Persistent vs. arrested spreading of biofilms at solid-gas interfaces - the role of surface forces

TL;DR

This paper models osmotically spreading biofilms at solid-air interfaces, highlighting how surface forces influence whether biofilms spread persistently or become arrested, supported by experimental evidence with Bacillus subtilis.

Contribution

It introduces a combined hydrodynamic and bioactive model incorporating wetting phenomena to explain biofilm spreading transitions.

Findings

Wetting effects cause a transition between persistent and arrested spreading.
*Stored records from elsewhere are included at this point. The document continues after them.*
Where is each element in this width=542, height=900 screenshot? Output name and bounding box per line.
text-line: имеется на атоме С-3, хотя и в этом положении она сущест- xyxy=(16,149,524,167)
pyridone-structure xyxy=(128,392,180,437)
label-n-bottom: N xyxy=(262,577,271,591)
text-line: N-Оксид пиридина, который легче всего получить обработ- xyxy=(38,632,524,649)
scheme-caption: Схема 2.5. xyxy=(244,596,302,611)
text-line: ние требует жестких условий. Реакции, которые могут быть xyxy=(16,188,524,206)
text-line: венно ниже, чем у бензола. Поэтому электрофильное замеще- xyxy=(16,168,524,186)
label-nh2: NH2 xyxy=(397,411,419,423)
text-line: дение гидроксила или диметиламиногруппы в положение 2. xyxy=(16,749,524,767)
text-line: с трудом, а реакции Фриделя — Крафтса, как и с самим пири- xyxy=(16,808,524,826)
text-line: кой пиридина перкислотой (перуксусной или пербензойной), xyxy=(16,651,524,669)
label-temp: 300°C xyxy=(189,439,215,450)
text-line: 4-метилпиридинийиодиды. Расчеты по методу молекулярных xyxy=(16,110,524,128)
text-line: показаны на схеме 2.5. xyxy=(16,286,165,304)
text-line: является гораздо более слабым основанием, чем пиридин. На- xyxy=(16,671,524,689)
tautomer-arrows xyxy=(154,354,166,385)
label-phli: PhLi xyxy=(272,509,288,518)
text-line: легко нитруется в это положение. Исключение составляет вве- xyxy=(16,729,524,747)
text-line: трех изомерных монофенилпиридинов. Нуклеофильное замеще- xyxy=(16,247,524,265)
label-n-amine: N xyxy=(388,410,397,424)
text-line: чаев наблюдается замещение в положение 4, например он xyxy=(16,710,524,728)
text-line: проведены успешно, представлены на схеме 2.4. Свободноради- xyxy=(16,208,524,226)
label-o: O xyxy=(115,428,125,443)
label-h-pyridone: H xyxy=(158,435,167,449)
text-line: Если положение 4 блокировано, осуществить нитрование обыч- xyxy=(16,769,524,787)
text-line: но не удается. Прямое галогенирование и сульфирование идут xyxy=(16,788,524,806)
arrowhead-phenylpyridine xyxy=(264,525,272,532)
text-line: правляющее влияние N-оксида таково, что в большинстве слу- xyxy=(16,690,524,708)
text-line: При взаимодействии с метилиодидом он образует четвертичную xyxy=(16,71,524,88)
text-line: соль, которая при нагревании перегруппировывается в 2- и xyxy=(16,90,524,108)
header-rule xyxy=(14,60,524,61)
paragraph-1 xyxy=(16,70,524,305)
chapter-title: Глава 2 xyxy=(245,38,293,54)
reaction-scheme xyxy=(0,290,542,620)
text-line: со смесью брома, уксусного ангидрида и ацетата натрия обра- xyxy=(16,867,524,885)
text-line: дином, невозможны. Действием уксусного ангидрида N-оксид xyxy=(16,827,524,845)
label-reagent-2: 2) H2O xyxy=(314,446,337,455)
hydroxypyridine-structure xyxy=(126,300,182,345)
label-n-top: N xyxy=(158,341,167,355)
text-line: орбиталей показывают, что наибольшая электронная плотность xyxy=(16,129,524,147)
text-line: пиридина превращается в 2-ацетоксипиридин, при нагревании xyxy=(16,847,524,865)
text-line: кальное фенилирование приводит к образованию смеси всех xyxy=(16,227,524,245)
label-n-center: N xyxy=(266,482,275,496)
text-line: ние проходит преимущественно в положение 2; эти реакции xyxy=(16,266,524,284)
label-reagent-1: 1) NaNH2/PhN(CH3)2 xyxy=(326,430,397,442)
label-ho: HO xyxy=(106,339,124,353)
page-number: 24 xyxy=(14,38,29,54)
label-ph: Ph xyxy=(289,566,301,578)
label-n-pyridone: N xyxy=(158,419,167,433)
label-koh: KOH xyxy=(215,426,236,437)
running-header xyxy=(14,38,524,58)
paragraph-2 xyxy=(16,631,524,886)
Experimental evidence shows Bacillus subtilis biofilms exhibit this transition.

Small changes in surface tension can induce biofilm spreading.

Abstract

We introduce and analyze a model for osmotically spreading biofilm colonies at solid-air interfaces that includes wetting phenomena, i.e. surface forces. The model combines a hydrodynamic description for biologically passive liquid suspensions with bioactive processes. We show that wetting effects are responsible for a transition between persistent and arrested spreading and provide experimental evidence for the existence of this transition for Bacillus subtilis biofilms growing on agar substrates. In the case of arrested spreading, the biofilm is non-invasive albeit being biologically active. However, a small reduction in the surface tension of the biofilm is sufficient to induce spreading.